En provincias como Camagüey, Las Tunas, Holguín y Granma se han ensayado varias formas de provocar lluvias, desde el conocido bombardeo químico de nubes hasta el más reciente uso de la electricidad.  Igualmente, la experiencia de desalinizar o desalar el agua del mar y convertirla en potable ha dejado de ser una medida exclusiva de polos turísticos o industrias específicas para comenzar a implementarse en grandes centros urbanos como, por ejemplo, la ciudad de Santiago de Cuba. Al mismo tiempo se emprende un programa de perforación de pozos profundos para su aprovechamiento en el riego y la ganadería.

Solo que se trata de la aplicación de tecnologías caras, altas consumidoras de combustibles y que representan una solución a corto plazo, pero que puede comprometer otros componentes ambientales, como es el caso del suelo (puede salinizarse y luego desertificarse), la diversidad biológica y el propio recurso agua (sobreexplotado). Las condiciones de sequía que afectaron a Cuba en los dos últimos años llegan a su fin, luego del paso del huracán Irma,  tras registrarse promedios nacionales por encima del valor histórico anual, según destaca un informe respaldado por la Dirección de Uso Racional del Agua del Instituto Nacional de Recursos Hidráulicos.

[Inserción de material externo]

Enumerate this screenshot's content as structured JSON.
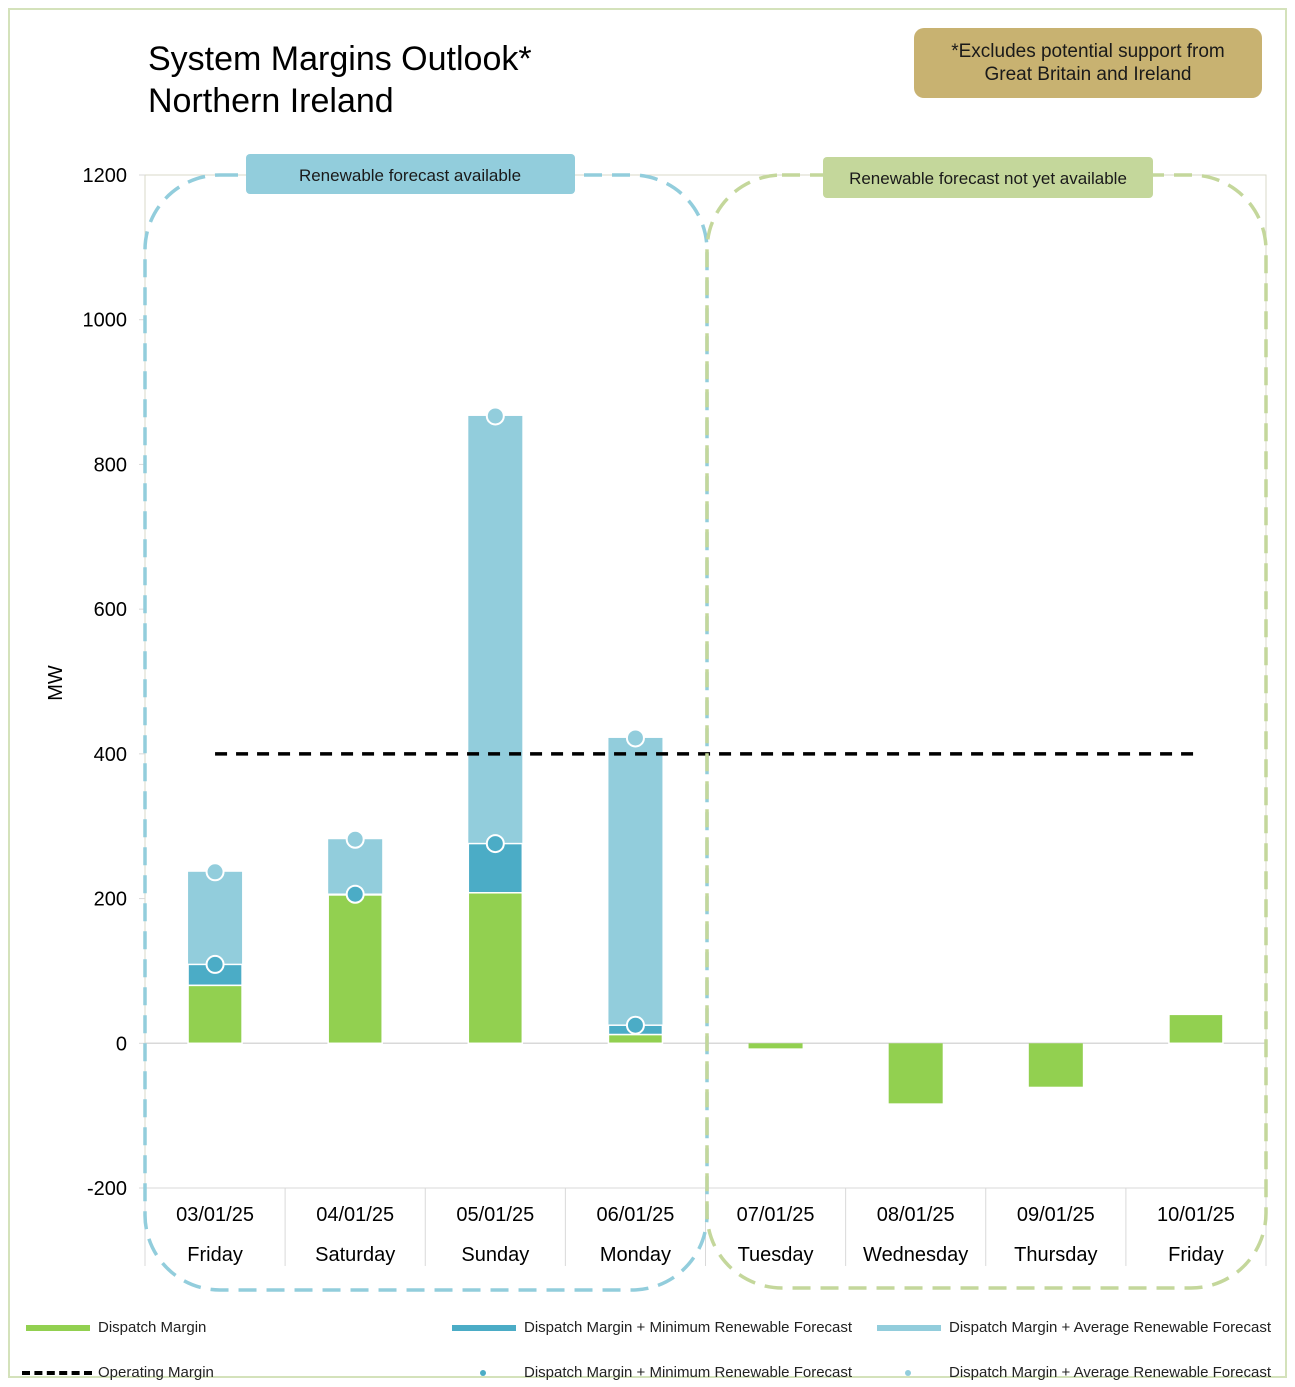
{
  "title_line1": "System Margins Outlook*",
  "title_line2": "Northern Ireland",
  "note_line1": "*Excludes potential support from",
  "note_line2": "Great Britain and Ireland",
  "region_labels": {
    "available": "Renewable forecast available",
    "not_available": "Renewable forecast not yet available"
  },
  "colors": {
    "dispatch": "#92d050",
    "min_renewable": "#4bacc6",
    "avg_renewable": "#92cddc",
    "operating": "#000000",
    "region_blue": "#92cddc",
    "region_green": "#c4d79b",
    "note_bg": "#c8b271"
  },
  "legend": {
    "dispatch": "Dispatch Margin",
    "min_line": "Dispatch Margin + Minimum Renewable Forecast",
    "avg_line": "Dispatch Margin + Average Renewable Forecast",
    "operating": "Operating Margin",
    "min_marker": "Dispatch Margin + Minimum Renewable Forecast",
    "avg_marker": "Dispatch Margin + Average Renewable Forecast"
  },
  "chart_data": {
    "type": "bar",
    "ylabel": "MW",
    "ylim": [
      -200,
      1200
    ],
    "yticks": [
      "-200",
      "0",
      "200",
      "400",
      "600",
      "800",
      "1000",
      "1200"
    ],
    "dates": [
      "03/01/25",
      "04/01/25",
      "05/01/25",
      "06/01/25",
      "07/01/25",
      "08/01/25",
      "09/01/25",
      "10/01/25"
    ],
    "days": [
      "Friday",
      "Saturday",
      "Sunday",
      "Monday",
      "Tuesday",
      "Wednesday",
      "Thursday",
      "Friday"
    ],
    "series": [
      {
        "name": "Dispatch Margin",
        "values": [
          80,
          205,
          208,
          12,
          -7,
          -83,
          -60,
          40
        ]
      },
      {
        "name": "Dispatch Margin + Minimum Renewable Forecast",
        "values": [
          109,
          206,
          276,
          25,
          null,
          null,
          null,
          null
        ]
      },
      {
        "name": "Dispatch Margin + Average Renewable Forecast",
        "values": [
          237,
          282,
          867,
          422,
          null,
          null,
          null,
          null
        ]
      },
      {
        "name": "Operating Margin",
        "values": [
          400,
          400,
          400,
          400,
          400,
          400,
          400,
          400
        ]
      }
    ]
  }
}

Los acumulados pluviales superaron las medias históricas en un total de 143 municipios, y en ninguno resultaron inferiores al 50 por ciento.

El promedio nacional de precipitaciones fue de mil 527 milímetros (mm), equivalente al 114 por ciento del valor histórico anual, detalla una nota del diario oficial Granma.

En las tres regiones de la isla llovió por encima de los valores habituales: en occidente cayeron mil 534 mm, con un 107 por ciento.

La notable recuperación experimentada por los embalses, que al cierre del 2017 almacenaban siete mil 532 millones de metros cúbicos de agua, el 83 por ciento de la capacidad total, representa la cifra más alta en mucho tiempo.

En la actualidad se encamina los esfuerzos para el uso racional de este líquido y elevar su calidad  en Las Tunas

Es por ello que se realizan inversiones con el propósitos ir aumentando la eficiencia de los recursos hidráulicos e ir reduciendo de manera paulatina casi el 60 por ciento de las pérdidas que tenía la provincia cuando se inició este programa en el 2011.

Por ejemplo en El Rincón, según explicó Yunior Prado, jefe de la Planta Potabilizadora “El Rincón”  se emprendió un programa de modernización de toda su tecnología,  en un primer momento  se  realizó una reparación que incluyó 8 equipos de bombeo. También  fueron rehabilitados los filtros y sedimentadores. Todas estas acciones favorecen el servicio el abasto de agua a la población que aumentó el volumen de bombeo a 400 litros por segundo, lo equivalente a 31 400 metros cúbicos por día.

Esta es una de las cinco plantas que funcionan en la provincia y permiten que este líquido salga en condiciones óptimas para el consumo humano. A las transformaciones se unen la instalación de plantas desalinizadoras en pozos cuyos indicadores de calidad del agua no permitían su consumo en varias localidades del Balcón del Oriente Cubano.

Sin duda alguna el agua constituye un bien  insustituible de la vida en el planeta. Es indispensable su protección y conservación para todos los pueblos del mundo y para mantener el equilibrio de los ecosistemas.